D. Harapan Atas Reformasi Hukum Di Indonesia Yang Berbasis Pada Hukum Progresif
Hukum dan undang-undang itu tidak berdiri sendiri. Ia tidak sepenuhnya otonom dan punya otoritas absolut. Apabila pendekatan terhadap kehidupan hukum suatu bangsa hanya dengan meggunakan tolak ukur undang-undang, maka hasil yang diperoleh tidaklah memuaskan. Artinya, sulit untuk dapat memperoleh gambaran tentang keadaan hukum yang sebenarnya hanya dengan membaca peraturan perundangannya saja. Diperlukan potret kenyataan hukum yang hanya dapat dilihat melalui perilaku hukum sehari-hari. Hukum Progresif memecahkan kebuntuan itu. Hukum Progresif menuntut keberanian aparat hukum menafsirkan pasal untuk memperadabkan bangsa.
Salah satu penyebab kemandegan yang terjadi didalam dunia hukum adalah karena masih terjerembab kepada paradigma tunggal positivisme yang sudah tidak fungsional lagi sebagai analisis dan kontrol yang bersejalan dengan tabel hidup karakteristik manusia yang senyatanya pada konteks dinamis dan multi kepentingan baik pada proses hukumnya maupun pada peristiwa hukumnya.
Semakin kemari rasanya semakin mengkonfirmasikan kekakuan produk hukum yang dibentuk oleh pejabat tata usaha negara dalam hal ini pihak BKN yaitu Peraturan BKN No. 2 Tahun 2021 memang nyata terjadi. Sebelumnya juga, ketentuan normatif yang terkesan ‘kaku’ seperti ini dahulunya pernah ada dalam masalah yang di mana Putusan Mahkamah Konstitusi No. 102/PUU-VII/2009 telah memberikan ruang baru dalam konteks memberikan jalan keluar atas kekakuan hukum.

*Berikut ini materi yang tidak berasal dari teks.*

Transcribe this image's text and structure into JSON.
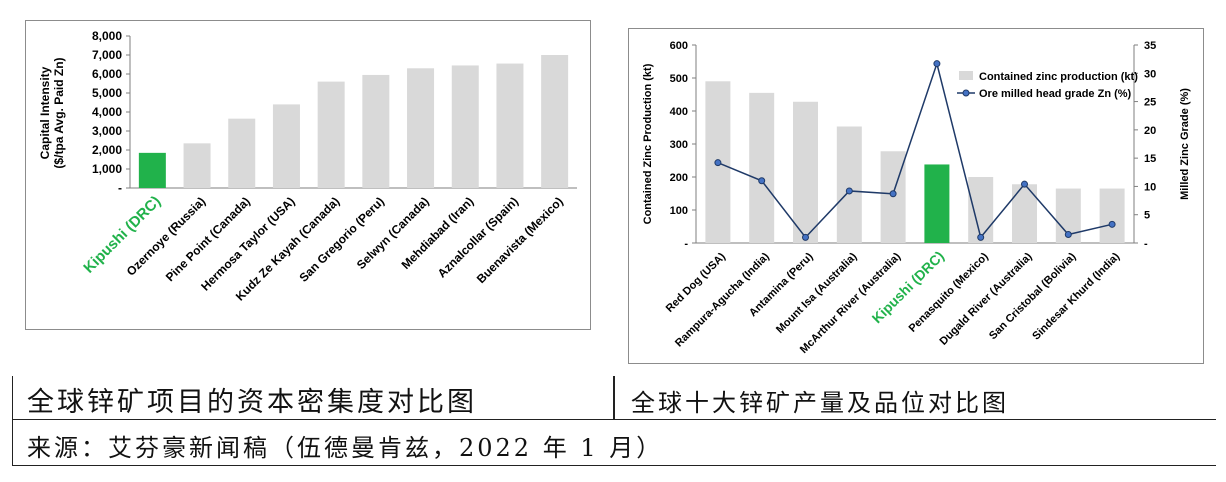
{
  "captions": {
    "left": "全球锌矿项目的资本密集度对比图",
    "right": "全球十大锌矿产量及品位对比图",
    "source": "来源：艾芬豪新闻稿（伍德曼肯兹，2022 年 1 月）"
  },
  "colors": {
    "highlight": "#21b24b",
    "bar": "#d9d9d9",
    "line": "#1f3a68",
    "marker_fill": "#4472c4",
    "highlight_label": "#21b24b"
  },
  "chart_data": [
    {
      "type": "bar",
      "title": "",
      "ylabel": "Capital Intensity\n($/tpa Avg. Paid Zn)",
      "ylim": [
        0,
        8000
      ],
      "yticks": [
        "-",
        "1,000",
        "2,000",
        "3,000",
        "4,000",
        "5,000",
        "6,000",
        "7,000",
        "8,000"
      ],
      "grid": false,
      "categories": [
        "Kipushi (DRC)",
        "Ozernoye (Russia)",
        "Pine Point  (Canada)",
        "Hermosa Taylor (USA)",
        "Kudz Ze Kayah (Canada)",
        "San Gregorio (Peru)",
        "Selwyn (Canada)",
        "Mehdiabad (Iran)",
        "Aznalcollar (Spain)",
        "Buenavista (Mexico)"
      ],
      "values": [
        1850,
        2350,
        3650,
        4400,
        5600,
        5950,
        6300,
        6450,
        6550,
        7000
      ],
      "highlight_index": 0
    },
    {
      "type": "bar",
      "title": "",
      "ylabel": "Contained Zinc Production (kt)",
      "y2label": "Milled Zinc Grade (%)",
      "ylim": [
        0,
        600
      ],
      "y2lim": [
        0,
        35
      ],
      "yticks": [
        "-",
        "100",
        "200",
        "300",
        "400",
        "500",
        "600"
      ],
      "y2ticks": [
        "-",
        "5",
        "10",
        "15",
        "20",
        "25",
        "30",
        "35"
      ],
      "grid": false,
      "legend_position": "top-right",
      "categories": [
        "Red Dog (USA)",
        "Rampura-Agucha (India)",
        "Antamina (Peru)",
        "Mount Isa (Australia)",
        "McArthur River (Australia)",
        "Kipushi (DRC)",
        "Penasquito (Mexico)",
        "Dugald River (Australia)",
        "San Cristobal (Bolivia)",
        "Sindesar Khurd (India)"
      ],
      "highlight_index": 5,
      "series": [
        {
          "name": "Contained zinc production (kt)",
          "type": "bar",
          "axis": "left",
          "values": [
            490,
            455,
            428,
            353,
            278,
            238,
            200,
            178,
            165,
            165
          ]
        },
        {
          "name": "Ore milled head grade Zn (%)",
          "type": "line",
          "axis": "right",
          "values": [
            14.2,
            11.0,
            1.0,
            9.2,
            8.7,
            31.7,
            1.0,
            10.4,
            1.5,
            3.3
          ]
        }
      ]
    }
  ]
}
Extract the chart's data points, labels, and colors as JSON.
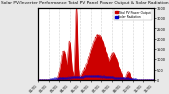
{
  "title": "Solar PV/Inverter Performance Total PV Panel Power Output & Solar Radiation",
  "bg_color": "#e8e8e8",
  "plot_bg": "#ffffff",
  "grid_color": "#aaaaaa",
  "red_color": "#cc0000",
  "blue_color": "#0000cc",
  "num_points": 350,
  "ylim_max": 3500,
  "title_fontsize": 3.2,
  "tick_fontsize": 2.5,
  "legend_fontsize": 2.2
}
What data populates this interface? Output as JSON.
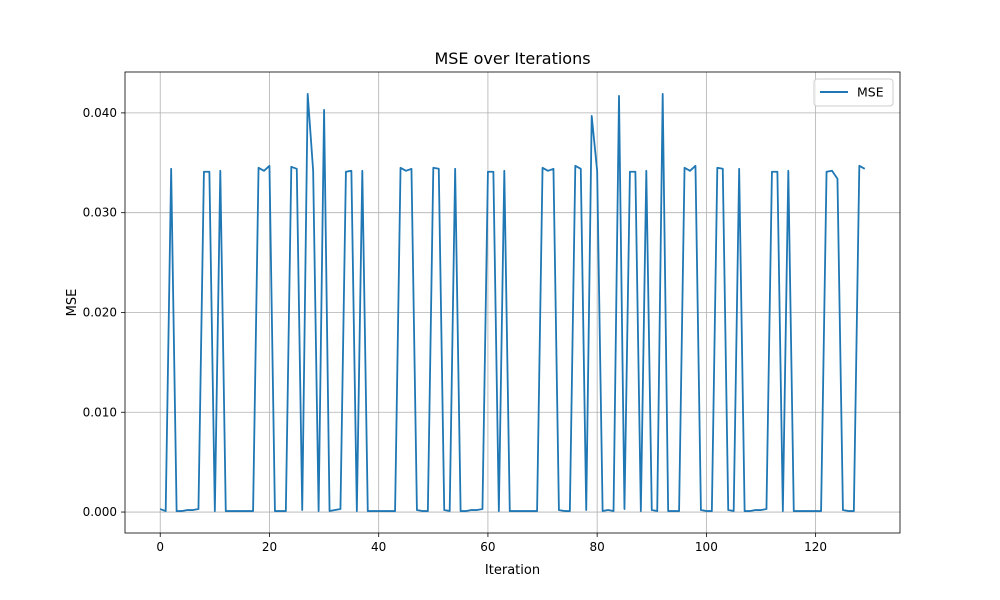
{
  "chart_data": {
    "type": "line",
    "title": "MSE over Iterations",
    "xlabel": "Iteration",
    "ylabel": "MSE",
    "xlim": [
      -6.45,
      135.45
    ],
    "ylim": [
      -0.0021,
      0.0441
    ],
    "xticks": [
      0,
      20,
      40,
      60,
      80,
      100,
      120
    ],
    "yticks": [
      0.0,
      0.01,
      0.02,
      0.03,
      0.04
    ],
    "ytick_labels": [
      "0.000",
      "0.010",
      "0.020",
      "0.030",
      "0.040"
    ],
    "grid": true,
    "legend": {
      "position": "top-right",
      "entries": [
        "MSE"
      ]
    },
    "series": [
      {
        "name": "MSE",
        "color": "#1f77b4",
        "x": [
          0,
          1,
          2,
          3,
          4,
          5,
          6,
          7,
          8,
          9,
          10,
          11,
          12,
          13,
          14,
          15,
          16,
          17,
          18,
          19,
          20,
          21,
          22,
          23,
          24,
          25,
          26,
          27,
          28,
          29,
          30,
          31,
          32,
          33,
          34,
          35,
          36,
          37,
          38,
          39,
          40,
          41,
          42,
          43,
          44,
          45,
          46,
          47,
          48,
          49,
          50,
          51,
          52,
          53,
          54,
          55,
          56,
          57,
          58,
          59,
          60,
          61,
          62,
          63,
          64,
          65,
          66,
          67,
          68,
          69,
          70,
          71,
          72,
          73,
          74,
          75,
          76,
          77,
          78,
          79,
          80,
          81,
          82,
          83,
          84,
          85,
          86,
          87,
          88,
          89,
          90,
          91,
          92,
          93,
          94,
          95,
          96,
          97,
          98,
          99,
          100,
          101,
          102,
          103,
          104,
          105,
          106,
          107,
          108,
          109,
          110,
          111,
          112,
          113,
          114,
          115,
          116,
          117,
          118,
          119,
          120,
          121,
          122,
          123,
          124,
          125,
          126,
          127,
          128,
          129
        ],
        "y": [
          0.0003,
          0.0001,
          0.0344,
          0.0001,
          0.0001,
          0.0002,
          0.0002,
          0.0003,
          0.0341,
          0.0341,
          0.0001,
          0.0342,
          0.0001,
          0.0001,
          0.0001,
          0.0001,
          0.0001,
          0.0001,
          0.0345,
          0.0342,
          0.0347,
          0.0001,
          0.0001,
          0.0001,
          0.0346,
          0.0344,
          0.0002,
          0.0419,
          0.0342,
          0.0001,
          0.0403,
          0.0001,
          0.0002,
          0.0003,
          0.0341,
          0.0342,
          0.0001,
          0.0342,
          0.0001,
          0.0001,
          0.0001,
          0.0001,
          0.0001,
          0.0001,
          0.0345,
          0.0342,
          0.0344,
          0.0002,
          0.0001,
          0.0001,
          0.0345,
          0.0344,
          0.0002,
          0.0001,
          0.0344,
          0.0001,
          0.0001,
          0.0002,
          0.0002,
          0.0003,
          0.0341,
          0.0341,
          0.0001,
          0.0342,
          0.0001,
          0.0001,
          0.0001,
          0.0001,
          0.0001,
          0.0001,
          0.0345,
          0.0342,
          0.0344,
          0.0002,
          0.0001,
          0.0001,
          0.0347,
          0.0344,
          0.0002,
          0.0397,
          0.0342,
          0.0001,
          0.0002,
          0.0001,
          0.0417,
          0.0003,
          0.0341,
          0.0341,
          0.0001,
          0.0342,
          0.0002,
          0.0001,
          0.0419,
          0.0001,
          0.0001,
          0.0001,
          0.0345,
          0.0342,
          0.0347,
          0.0002,
          0.0001,
          0.0001,
          0.0345,
          0.0344,
          0.0002,
          0.0001,
          0.0344,
          0.0001,
          0.0001,
          0.0002,
          0.0002,
          0.0003,
          0.0341,
          0.0341,
          0.0001,
          0.0342,
          0.0001,
          0.0001,
          0.0001,
          0.0001,
          0.0001,
          0.0001,
          0.0341,
          0.0342,
          0.0334,
          0.0002,
          0.0001,
          0.0001,
          0.0347,
          0.0344
        ]
      }
    ]
  }
}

Putusan yang memberikan kelonggaran pada prosedur administratif pelaksanaan Pemilu Presiden yang diadakan pada 8 Juli 2009, yaitu dengan diperbolehkannya penggunaan Kartu Tanda Penduduk (KTP) dan paspor dalam proses pemilihan, telah sedikit banyak memberikan jaminan terhadap hak warganegara pada pelaksanaan pesta demokrasi tersebut. Putusan Mahkamah Konstitusi No. 102/PUU-VII/2009, memiliki implikasi dalam bentuknya sebagai dasar argumentasi, yang berkaitan dengan sikap dan kebijaksanaan yang dilakukan oleh KPUD untuk menyelesaikan problematika Daftar Pemilih Tetap (DPT) yang muncul.
Pejabat tata usaha negara yang punya otoritas dalam proses Tes CAT SKD MA RI T.A 2021 tersebut sebetulnya dapat menggunakan diskresi (freies ermessen). Dengan bersandar pada freies ermessen, pejabat tata usaha negara negara memiliki kewenangan yang luas untuk melakukan berbagai tindakan hukum dalam rangka melayani kepentingan masyarakat atau mewujudkan kesejahteraan umum, dan untuk melakukan tindakan itu diperlukan instrumen hukum. Artinya, bersamaan dengan pemberian kewenangan yang luas untuk bertindak diberikan pula kewenangan untuk membuat instrumen hukumnya.
Sebagai upaya perlindungan terhadap hak kepesertaan a.n Imanuel Mahole untuk dapat mengikuti Tes CAT SKD MA RI T.A 2021 berdasarkan asas-asas umum pemerintahan yang baik yaitu asas kemanfaatan , asas tidak menyalahgunakan kewenangan dan asas pelayanan yang baik.
Demikianlah karakter hukum progresif yang dibangun (dikonstruk) oleh pendirinya yaitu Satjipto Rahardjo yang mengkonsepsikan bahwa “Hukum harus mengabdi kepada kepentingan manusia, bukan sebaliknya manusia yang harus menghambakan diri kepada hukum”. Namun kenyataannya, hukum telah kehilangan rohnya (value-nya) yaitu keadilan, sehingga dalam penegakannya, hukum tampil bagai raksasa yang setiap saat menerkam rasa keadilan masyarakat melalui anarkismenya yang berkedok kepastian hukum dalam bingkai positivisme yang mengkultuskan undang-undang (Baca : Peraturan BKN No. 2 Tahun 2021).